Die Gewerkschaften betrifft die Zukunft der Mandate, für die sie Wahlvorschläge machen, ganz besonders. Hier kamen überraschende Konstellationen zu Tage. So sieht eine bedeutende Gruppe von Anteilseignervertretern die Zusammenarbeit mit den externen Gewerkschaftern eher positiv. Sie ermögliche ein besseres Verständnis zwischen den Sozialpartnern und würde so für eine Einbindung der Gewerkschaftsführer in die Wirtschaftselite sorgen, was gut für den Reformprozess in Deutschland sei. Andere sehen dagegen die Gefahr, dass zunehmend Gewerkschaftsvertreter mit Funktionärsbiografie in die Aufsichtsräte kommen: "Sozialismusexperten sind das Letzte, was wir im Aufsichtsrat brauchen", so ein Gesprächspartner.

Aber auch einige der betrieblichen Arbeitnehmervertreter sehen die Präsenz externer Gewerkschafter kritisch, da sie die Betriebsräte in ihre "Gesamtstrategie" einbinden wollten, die nicht unbedingt die Interessenlage der Belegschaft widerspiegele.

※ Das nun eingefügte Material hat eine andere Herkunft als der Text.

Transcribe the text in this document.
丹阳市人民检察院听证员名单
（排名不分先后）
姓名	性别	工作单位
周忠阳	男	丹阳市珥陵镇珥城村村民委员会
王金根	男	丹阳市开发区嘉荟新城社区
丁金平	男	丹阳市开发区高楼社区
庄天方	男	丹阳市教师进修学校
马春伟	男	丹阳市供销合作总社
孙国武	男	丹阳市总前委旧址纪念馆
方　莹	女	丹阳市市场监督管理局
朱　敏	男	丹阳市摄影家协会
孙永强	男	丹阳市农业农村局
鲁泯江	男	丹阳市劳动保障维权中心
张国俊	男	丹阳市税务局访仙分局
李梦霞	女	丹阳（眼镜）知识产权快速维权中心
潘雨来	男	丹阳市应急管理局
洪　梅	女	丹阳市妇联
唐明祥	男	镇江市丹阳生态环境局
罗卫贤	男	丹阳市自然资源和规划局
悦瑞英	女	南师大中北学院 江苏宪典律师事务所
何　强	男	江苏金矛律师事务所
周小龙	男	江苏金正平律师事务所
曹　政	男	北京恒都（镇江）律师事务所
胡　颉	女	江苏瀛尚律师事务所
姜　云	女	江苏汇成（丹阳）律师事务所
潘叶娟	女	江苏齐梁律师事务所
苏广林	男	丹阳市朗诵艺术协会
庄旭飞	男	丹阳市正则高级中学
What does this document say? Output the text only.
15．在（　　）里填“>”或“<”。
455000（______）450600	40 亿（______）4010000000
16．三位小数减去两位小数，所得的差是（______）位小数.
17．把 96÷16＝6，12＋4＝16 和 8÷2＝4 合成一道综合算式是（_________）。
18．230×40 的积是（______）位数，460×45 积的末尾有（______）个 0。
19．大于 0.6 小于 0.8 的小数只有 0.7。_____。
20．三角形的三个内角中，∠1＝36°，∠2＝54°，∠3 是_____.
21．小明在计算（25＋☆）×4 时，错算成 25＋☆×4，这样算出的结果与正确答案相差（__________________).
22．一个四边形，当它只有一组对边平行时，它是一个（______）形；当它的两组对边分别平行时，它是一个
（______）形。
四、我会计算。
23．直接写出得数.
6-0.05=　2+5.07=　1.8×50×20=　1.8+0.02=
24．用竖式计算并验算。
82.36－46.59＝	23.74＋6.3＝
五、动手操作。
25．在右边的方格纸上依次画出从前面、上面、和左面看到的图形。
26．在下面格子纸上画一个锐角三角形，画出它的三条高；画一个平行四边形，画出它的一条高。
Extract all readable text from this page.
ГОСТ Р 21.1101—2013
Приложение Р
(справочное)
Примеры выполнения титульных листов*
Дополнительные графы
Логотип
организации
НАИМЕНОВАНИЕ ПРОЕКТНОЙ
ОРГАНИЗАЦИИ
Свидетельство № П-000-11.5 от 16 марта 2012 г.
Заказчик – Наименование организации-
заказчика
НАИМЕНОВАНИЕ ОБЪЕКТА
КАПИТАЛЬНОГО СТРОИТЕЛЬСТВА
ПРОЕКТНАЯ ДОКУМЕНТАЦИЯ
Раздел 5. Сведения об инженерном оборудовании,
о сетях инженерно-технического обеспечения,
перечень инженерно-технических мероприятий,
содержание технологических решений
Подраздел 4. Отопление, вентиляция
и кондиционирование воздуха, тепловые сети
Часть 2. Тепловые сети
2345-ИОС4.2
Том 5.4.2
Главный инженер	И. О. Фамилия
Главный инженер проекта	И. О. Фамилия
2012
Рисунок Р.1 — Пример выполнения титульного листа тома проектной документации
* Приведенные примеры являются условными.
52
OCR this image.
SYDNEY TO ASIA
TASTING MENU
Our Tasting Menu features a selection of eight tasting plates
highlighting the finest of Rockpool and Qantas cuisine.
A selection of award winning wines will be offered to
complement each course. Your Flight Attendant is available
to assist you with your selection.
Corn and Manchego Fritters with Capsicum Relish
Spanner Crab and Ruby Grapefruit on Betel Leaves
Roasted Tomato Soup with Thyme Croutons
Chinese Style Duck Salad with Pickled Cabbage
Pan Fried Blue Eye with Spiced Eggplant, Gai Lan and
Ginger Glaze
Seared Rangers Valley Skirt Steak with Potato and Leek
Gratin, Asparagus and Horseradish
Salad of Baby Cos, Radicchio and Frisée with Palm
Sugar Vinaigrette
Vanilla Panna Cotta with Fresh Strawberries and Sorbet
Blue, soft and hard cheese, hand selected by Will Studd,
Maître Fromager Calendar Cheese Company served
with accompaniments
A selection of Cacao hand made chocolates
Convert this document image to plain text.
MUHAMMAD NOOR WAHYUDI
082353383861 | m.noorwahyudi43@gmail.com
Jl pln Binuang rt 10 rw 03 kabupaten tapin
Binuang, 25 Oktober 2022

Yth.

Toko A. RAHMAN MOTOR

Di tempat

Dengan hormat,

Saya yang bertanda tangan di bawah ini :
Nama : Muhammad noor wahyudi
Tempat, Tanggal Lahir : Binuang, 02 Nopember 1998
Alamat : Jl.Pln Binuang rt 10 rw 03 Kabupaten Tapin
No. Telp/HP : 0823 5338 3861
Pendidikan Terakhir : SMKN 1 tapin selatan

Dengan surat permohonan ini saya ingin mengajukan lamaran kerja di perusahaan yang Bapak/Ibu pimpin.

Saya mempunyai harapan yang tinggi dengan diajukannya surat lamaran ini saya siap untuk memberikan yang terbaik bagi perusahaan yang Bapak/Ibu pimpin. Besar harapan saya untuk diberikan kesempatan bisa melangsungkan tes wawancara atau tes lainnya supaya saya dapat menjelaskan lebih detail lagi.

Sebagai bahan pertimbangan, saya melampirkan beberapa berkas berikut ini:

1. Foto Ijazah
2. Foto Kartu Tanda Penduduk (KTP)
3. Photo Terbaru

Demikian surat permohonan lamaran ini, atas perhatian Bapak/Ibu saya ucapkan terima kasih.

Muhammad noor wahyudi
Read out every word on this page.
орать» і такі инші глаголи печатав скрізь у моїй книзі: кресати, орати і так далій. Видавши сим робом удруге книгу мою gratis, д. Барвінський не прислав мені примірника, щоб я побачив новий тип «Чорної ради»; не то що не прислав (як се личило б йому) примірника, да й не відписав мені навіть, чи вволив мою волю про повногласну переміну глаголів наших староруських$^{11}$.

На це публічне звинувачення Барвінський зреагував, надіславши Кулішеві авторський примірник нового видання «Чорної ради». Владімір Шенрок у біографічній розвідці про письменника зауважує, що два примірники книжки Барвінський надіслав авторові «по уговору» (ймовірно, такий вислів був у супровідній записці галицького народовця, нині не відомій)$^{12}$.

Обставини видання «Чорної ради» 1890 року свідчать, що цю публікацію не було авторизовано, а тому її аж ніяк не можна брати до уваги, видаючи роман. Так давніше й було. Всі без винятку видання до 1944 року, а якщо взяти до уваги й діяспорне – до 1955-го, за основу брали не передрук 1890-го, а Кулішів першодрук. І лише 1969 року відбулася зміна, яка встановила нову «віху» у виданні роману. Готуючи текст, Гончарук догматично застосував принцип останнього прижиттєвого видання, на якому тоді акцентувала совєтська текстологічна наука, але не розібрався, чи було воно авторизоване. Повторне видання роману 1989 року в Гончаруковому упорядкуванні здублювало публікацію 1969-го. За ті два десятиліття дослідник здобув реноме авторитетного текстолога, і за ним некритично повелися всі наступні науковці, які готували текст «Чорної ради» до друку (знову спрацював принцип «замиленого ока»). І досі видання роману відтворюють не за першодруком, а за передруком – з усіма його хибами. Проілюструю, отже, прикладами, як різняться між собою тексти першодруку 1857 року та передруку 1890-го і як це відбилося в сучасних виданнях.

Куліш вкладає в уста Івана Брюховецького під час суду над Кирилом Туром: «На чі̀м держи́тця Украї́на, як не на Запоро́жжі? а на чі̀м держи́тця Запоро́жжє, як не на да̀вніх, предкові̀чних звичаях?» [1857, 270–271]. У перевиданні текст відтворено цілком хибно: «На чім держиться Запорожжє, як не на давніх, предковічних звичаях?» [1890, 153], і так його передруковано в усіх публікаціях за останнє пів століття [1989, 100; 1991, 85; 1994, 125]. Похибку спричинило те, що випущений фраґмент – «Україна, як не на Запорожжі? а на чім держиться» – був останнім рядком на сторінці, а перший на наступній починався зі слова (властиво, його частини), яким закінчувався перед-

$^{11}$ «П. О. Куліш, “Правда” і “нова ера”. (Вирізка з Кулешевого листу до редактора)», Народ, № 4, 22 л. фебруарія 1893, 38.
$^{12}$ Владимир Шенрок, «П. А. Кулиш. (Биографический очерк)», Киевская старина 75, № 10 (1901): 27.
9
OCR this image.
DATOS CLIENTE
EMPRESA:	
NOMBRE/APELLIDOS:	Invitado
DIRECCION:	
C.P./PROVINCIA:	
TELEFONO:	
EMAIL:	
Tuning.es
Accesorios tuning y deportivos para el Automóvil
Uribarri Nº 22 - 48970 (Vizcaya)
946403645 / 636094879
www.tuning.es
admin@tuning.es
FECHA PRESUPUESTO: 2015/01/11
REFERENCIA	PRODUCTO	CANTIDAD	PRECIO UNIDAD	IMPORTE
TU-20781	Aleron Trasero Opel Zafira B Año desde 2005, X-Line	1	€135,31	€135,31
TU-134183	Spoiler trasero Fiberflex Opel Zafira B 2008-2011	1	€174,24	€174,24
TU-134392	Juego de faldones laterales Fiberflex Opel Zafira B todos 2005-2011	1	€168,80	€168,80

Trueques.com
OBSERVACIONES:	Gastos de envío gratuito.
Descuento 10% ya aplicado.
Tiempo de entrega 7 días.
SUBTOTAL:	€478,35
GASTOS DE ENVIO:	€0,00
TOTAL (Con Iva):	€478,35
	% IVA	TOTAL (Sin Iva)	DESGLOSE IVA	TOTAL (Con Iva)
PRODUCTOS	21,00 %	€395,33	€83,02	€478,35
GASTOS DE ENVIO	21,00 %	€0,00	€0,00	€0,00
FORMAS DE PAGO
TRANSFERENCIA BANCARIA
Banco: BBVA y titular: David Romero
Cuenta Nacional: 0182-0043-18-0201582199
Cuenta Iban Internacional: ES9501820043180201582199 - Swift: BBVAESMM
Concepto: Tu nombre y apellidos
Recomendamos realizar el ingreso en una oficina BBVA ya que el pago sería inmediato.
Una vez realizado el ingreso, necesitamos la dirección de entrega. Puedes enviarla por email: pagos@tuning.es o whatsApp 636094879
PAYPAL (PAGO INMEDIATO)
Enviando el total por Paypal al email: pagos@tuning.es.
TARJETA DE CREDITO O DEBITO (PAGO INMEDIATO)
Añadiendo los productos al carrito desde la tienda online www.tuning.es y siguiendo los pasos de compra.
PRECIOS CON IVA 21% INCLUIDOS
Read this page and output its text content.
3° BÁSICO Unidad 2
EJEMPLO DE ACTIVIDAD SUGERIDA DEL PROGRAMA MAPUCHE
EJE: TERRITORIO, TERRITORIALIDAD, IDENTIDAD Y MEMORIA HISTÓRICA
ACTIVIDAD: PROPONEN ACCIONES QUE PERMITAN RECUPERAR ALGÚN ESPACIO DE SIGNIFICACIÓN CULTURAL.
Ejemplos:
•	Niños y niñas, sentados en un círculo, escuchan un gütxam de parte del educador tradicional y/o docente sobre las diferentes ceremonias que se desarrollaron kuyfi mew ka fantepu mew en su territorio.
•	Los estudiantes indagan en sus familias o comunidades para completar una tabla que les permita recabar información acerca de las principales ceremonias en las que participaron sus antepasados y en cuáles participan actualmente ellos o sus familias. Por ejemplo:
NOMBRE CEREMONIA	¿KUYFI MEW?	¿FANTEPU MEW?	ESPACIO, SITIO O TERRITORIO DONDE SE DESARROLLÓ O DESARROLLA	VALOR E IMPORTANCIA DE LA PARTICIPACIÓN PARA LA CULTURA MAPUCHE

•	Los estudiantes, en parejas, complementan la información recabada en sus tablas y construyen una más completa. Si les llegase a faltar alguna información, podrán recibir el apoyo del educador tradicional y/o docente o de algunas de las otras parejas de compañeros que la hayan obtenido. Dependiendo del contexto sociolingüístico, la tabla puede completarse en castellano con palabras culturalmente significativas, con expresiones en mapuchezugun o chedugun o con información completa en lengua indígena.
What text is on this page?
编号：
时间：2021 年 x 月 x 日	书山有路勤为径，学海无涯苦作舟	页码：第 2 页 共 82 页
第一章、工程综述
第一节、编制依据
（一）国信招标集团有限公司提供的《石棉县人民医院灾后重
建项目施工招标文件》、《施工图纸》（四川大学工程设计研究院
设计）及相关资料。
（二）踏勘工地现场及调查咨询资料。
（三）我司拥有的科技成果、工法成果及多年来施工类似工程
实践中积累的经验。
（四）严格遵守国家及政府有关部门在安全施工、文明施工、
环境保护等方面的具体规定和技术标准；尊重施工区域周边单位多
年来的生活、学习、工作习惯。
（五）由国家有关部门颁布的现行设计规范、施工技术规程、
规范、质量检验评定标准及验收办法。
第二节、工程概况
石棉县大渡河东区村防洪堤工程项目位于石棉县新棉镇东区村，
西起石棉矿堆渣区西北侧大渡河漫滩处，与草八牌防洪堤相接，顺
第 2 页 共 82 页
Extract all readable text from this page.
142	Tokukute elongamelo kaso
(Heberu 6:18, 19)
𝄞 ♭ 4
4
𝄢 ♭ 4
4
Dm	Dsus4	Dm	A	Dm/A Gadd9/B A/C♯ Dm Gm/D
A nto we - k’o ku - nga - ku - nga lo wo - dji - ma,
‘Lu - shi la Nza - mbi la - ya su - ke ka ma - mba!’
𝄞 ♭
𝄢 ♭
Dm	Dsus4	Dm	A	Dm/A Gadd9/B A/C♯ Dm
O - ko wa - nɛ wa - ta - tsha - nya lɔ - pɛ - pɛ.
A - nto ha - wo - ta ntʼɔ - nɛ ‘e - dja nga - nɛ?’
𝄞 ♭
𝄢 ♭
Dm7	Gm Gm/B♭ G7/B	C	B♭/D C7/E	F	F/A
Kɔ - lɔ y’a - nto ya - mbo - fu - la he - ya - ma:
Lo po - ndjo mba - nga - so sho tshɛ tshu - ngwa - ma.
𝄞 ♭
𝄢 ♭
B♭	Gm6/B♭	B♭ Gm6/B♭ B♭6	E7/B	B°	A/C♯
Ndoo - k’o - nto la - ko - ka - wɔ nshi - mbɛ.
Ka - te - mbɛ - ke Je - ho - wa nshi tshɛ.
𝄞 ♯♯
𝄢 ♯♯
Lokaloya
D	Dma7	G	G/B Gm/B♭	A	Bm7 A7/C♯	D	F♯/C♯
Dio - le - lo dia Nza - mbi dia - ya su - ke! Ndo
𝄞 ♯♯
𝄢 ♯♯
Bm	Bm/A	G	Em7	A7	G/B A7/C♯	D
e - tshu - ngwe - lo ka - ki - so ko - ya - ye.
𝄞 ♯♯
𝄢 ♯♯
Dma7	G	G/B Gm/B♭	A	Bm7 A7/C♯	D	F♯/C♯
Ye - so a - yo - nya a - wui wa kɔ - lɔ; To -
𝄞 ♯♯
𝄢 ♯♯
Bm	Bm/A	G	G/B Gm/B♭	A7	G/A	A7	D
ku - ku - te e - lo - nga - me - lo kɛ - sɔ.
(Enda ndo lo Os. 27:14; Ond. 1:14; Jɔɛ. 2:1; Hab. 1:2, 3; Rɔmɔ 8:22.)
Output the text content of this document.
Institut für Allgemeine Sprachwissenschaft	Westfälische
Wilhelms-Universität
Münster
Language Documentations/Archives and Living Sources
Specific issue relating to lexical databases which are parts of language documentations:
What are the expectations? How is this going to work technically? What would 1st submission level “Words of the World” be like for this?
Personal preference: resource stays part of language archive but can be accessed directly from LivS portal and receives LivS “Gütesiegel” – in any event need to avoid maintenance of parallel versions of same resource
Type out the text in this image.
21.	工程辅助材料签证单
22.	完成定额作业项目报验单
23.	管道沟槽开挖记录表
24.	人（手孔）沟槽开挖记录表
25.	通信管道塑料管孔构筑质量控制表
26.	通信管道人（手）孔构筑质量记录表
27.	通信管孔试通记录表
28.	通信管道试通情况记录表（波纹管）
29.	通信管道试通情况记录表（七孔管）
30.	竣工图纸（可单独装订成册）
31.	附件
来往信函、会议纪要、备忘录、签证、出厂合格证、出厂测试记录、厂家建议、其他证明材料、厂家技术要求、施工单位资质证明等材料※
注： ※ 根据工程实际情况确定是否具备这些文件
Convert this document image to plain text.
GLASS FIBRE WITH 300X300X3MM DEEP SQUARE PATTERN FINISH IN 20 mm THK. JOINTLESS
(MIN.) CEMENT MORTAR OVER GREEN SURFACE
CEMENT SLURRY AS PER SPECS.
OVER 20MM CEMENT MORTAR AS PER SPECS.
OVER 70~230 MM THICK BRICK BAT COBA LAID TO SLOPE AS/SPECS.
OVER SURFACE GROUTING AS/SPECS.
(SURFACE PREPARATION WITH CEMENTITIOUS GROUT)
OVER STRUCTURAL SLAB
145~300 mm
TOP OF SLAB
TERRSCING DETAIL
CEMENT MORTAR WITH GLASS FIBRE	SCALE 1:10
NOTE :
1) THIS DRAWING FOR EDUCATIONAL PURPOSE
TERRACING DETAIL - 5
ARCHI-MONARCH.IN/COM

Drei Externe sind aus Sicht dieser Gruppe zu viel. Denn die Zeiten hätten sich geändert, die Bedeutung der betrieblichen Ebene habe zugenommen, während die überbetriebliche Gewerkschaftsebene immer unwichtiger werde. Von einigen Arbeitnehmervertretern wurde besonders kritisiert, dass manchen Funktionären das Gespür dafür fehle, in welchen Aufsichtsräten sie gleichzeitig Mitglied sein könnten.

Fazit: Das Stimmungsbild zur Aufsichtsratspraxis zeigt, dass Schwarz-Weiß-Malerei der Realität der Mitbestimmung in Deutschland nicht gerecht wird. Die Befragung machte klar: Viele Probleme der Aufsichtsratspraxis betreffen die Gesamtheit des Aufsichtsrats, seine Größe sowie das Leitbild und die Wertvorstellungen seiner Mitglieder. Da die Mitbestimmung Teil des Aufsichtsrats ist, ist sie somit aber auch zu einem gewissen Anteil Teil des Problems.

Insgesamt begrüßte die große Mehrheit der Befragten, dass sich Arbeitnehmer- und Arbeitgeberseite gemeinsam mit der Weiterentwicklung der Mitbestimmung beschäftigen. Von daher könnte die neue Biedenkopf-Kommission - so sie denn an die Arbeit geht - die Unterstützung derjenigen finden, die derzeit in deutschen Aufsichtsräten eine anspruchsvolle Arbeit machen.